On July 5, Travis McRoberts, an attorney representing the recently bankrupt coal company Blackjewel, gave insight into a reorganization plan.
"Our hope, and everything we are working toward as diligently and quickly as we possibly can, is to line up that additional financing that we need to bring back all the employees and run the mines at full capacity," he said.
That came at the end of Blackjewel's first week of bankrutptcy, which resulted in closing its mines and sending home about 600 workers. The mines have since partially reopened with the help of a skeleton crew, though no active mining is taking place.
Two weeks after that hearing, on July 19, Blackjewel's attorney Stephen Lerner said the plan had changed since then.
"[It was] never the intention that we would absolutely, positively, be able to re-open.
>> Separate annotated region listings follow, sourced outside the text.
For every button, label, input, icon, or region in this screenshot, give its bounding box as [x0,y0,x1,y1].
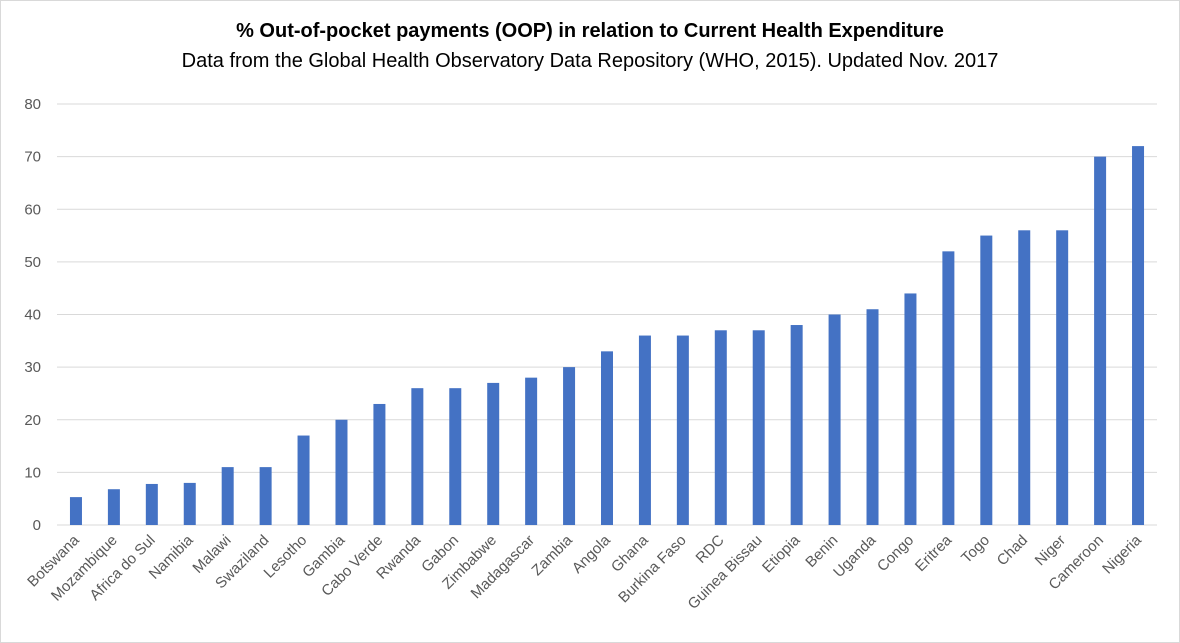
bar-benin [828,314,841,525]
bar-botswana [69,497,82,525]
y-tick-label: 50 [24,254,41,271]
x-tick-label: Chad [994,532,1031,569]
y-tick-label: 40 [24,307,41,324]
x-tick-label: Uganda [830,531,880,581]
x-tick-label: Nigeria [1099,531,1145,577]
bar-rdc [714,330,727,525]
bar-rwanda [411,388,424,525]
bar-swaziland [259,467,272,525]
bar-cameroon [1094,156,1107,525]
bar-niger [1056,230,1069,526]
bar-namibia [183,482,196,525]
bar-togo [980,235,993,525]
y-tick-label: 30 [24,359,41,376]
x-tick-label: Congo [874,532,917,575]
bar-chad [1018,230,1031,526]
chart-title: % Out-of-pocket payments (OOP) in relati… [236,20,944,42]
bar-angola [601,351,613,525]
x-tick-label: Zambia [528,531,576,579]
bar-etiopia [790,325,803,525]
bar-gambia [335,419,348,525]
y-tick-label: 0 [33,517,41,534]
bar-uganda [866,309,879,525]
y-tick-label: 70 [24,149,41,166]
bar-eritrea [942,251,955,525]
bar-gabon [449,388,462,525]
x-tick-label: Angola [569,531,615,577]
chart-subtitle: Data from the Global Health Observatory … [181,50,999,72]
bar-guinea-bissau [752,330,765,525]
y-tick-label: 20 [24,412,41,429]
bar-madagascar [525,377,538,525]
bar-malawi [221,467,234,525]
x-tick-label: Eritrea [912,531,956,575]
x-tick-label: Togo [958,532,993,567]
bar-africa-do-sul [145,483,158,525]
bar-congo [904,293,917,525]
bar-zambia [563,367,576,525]
x-tick-label: Etiopia [759,531,804,576]
bar-lesotho [297,435,310,525]
bar-ghana [638,335,651,525]
bar-zimbabwe [487,382,500,525]
bar-burkina-faso [676,335,689,525]
bar-mozambique [107,489,120,525]
y-tick-label: 10 [24,464,41,481]
bar-cabo-verde [373,403,386,525]
y-tick-label: 60 [24,201,41,218]
bar-nigeria [1132,146,1145,525]
y-tick-label: 80 [24,96,41,113]
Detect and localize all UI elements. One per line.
That's not something the debtors can do on their own," he said.
A status report posted today from the company reinforced Lerner's statement. A reorganization plan may no longer include a full capacity reopening of the mines and instead is looking towards a speedy sale of its assets.
"The Debtors' goal is to seek to arrange an expedited sale process intended to maximize the value of their assets for the benefit of the estates and their creditors and, to the greatest extent reasonably possible, to allow more employees to return to work," the filing reads.
Clark Williams-Derry, director of energy finance at Sightline Institute, translated the language.
"It's a game of adjusting everyone's expectations. They're no longer thinking, 'Oh get us more money, and we'll be right back in business, your honor.' They've gone way past that. It's clear they are thinking about job losses, mine closures, and breaking the company apart," he said.
The filing adds eight parties have already taken the first step towards purchasing assets, though it's unclear which ones. No sale terms have been finalized and "various stalking horse bids [are] being negotiated," according to the filing. Williams-Derry said that indicates it's unlikely one buyer would take over all the operations.
Andy Blumenfeld, head of market analytics with Doyle Trading Consultants, said time is of the essence to get sales moving forward.
"The longer these mines sit, the more expensive it will become to restart - if at all. There is some mine-sight degradation that takes place because of weather or minimal maintenance," Blumenfeld said.
He added rail delivery numbers indicate other companies are already picking up the slack in coal supply left by Blackjewel, "making a quick sale that much more important as so much is eroding away."
The company's short-term funding will only last through this Thursday, July 25. The company expects to move forward with a plan for an expedited sale process and secure the additional financing in court to make it happen.